It never fails to amaze me just how long my body takes to recover from illnesses and accidents these days. Pre-Dystonia I was one of the those people who always had some of thing going on be it sinusitis or a broken bone, but I always bounced back. I fell and ended up in the hospital a week and a bit ago, and yet I still don’t feel back to my usual dysfunctional self.
Many Dystonia sufferers have informed me if they get an infection or have an accident it takes them longer than most to get back to their selves again. So I know I’m not alone, but its irritating. I’m still sore, tired and my spasms and paralysis are being triggered more than usual. I know I sound grumpy! I do not mean to, but lack of sleep and some new sensations in my legs have set my teeth on edge. At least I know I shall sleep tonight after todays Reflexology session.
A couple of days ago this new sensation hit my legs (knee down). It’s extremely hard to put it into words exactly what it feels like. It sort of feels like sharp pins and needles mixed in with a numbing sensation. I try my best to distract myself but the sensation is rather uncomfortable. Part of me wishes that it would hurt enough that my brain would disconnect from my legs so I that I would not be able to feel it just for a little while.

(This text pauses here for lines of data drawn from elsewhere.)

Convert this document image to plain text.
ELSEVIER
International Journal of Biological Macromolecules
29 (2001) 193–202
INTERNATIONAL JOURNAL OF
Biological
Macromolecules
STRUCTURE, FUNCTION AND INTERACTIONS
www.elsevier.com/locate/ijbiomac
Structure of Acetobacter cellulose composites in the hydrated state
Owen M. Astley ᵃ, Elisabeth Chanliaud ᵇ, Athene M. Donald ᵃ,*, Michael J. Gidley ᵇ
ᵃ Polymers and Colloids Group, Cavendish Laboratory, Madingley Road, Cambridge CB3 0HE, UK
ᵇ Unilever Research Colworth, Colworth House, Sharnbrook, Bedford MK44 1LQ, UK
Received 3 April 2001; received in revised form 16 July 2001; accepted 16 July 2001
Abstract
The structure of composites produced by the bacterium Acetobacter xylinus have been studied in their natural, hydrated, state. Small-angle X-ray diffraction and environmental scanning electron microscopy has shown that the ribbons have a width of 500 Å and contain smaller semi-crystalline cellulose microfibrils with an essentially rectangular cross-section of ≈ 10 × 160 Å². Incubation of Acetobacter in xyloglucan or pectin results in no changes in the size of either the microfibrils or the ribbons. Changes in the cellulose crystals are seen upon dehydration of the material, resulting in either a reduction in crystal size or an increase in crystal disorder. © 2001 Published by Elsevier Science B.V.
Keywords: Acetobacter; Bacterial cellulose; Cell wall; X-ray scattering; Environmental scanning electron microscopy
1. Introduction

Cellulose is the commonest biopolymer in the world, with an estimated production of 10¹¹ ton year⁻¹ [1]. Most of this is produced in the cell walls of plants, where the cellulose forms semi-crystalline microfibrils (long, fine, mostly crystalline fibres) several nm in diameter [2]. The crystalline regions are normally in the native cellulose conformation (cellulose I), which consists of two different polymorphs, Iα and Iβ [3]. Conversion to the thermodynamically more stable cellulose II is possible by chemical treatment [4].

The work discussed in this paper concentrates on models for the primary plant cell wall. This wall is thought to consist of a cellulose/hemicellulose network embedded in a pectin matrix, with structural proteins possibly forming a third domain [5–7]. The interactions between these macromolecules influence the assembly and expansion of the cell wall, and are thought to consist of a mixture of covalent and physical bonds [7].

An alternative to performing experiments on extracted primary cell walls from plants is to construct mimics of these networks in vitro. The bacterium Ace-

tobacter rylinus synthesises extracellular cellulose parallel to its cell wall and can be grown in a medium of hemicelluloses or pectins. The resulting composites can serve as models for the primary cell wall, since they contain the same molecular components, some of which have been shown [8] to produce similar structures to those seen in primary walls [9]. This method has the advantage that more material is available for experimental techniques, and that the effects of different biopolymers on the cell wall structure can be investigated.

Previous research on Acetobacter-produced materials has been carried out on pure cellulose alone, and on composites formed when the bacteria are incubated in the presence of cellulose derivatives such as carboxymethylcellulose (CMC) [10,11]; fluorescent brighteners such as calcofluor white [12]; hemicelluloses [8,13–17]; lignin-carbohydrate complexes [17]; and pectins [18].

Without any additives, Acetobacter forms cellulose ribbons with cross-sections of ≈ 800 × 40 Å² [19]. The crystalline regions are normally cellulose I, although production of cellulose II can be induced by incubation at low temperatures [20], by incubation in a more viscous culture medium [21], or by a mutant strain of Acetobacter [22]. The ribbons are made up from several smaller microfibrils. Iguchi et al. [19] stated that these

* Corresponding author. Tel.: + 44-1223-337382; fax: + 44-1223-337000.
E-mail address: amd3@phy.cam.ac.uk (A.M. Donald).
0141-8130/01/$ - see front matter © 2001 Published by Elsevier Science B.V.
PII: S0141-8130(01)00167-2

On a far more positive note I would like to thank the lovely people who have nominated my blog and Facebook page for a WEGO health activist award. It is extremely touching and uplifting! I have had a number of people ask me how to go about nominating me, I put it on my twitter and Facebook page, but for those who have not seen it, here is the link http://awards.wegohealth.com/ .
Terror. That one word sums up how I felt for 7 hours last night. My face had not been good for most the day, and by the evening my tongue didn’t want to stay inside my mouth and my jaw was slightly deviating. This eventually became rather painful so we resorted to Oramorph and I tried to take a nap in the hope of sleeping the spasm off. However the symptoms I woke up to terrified me to the point of tears.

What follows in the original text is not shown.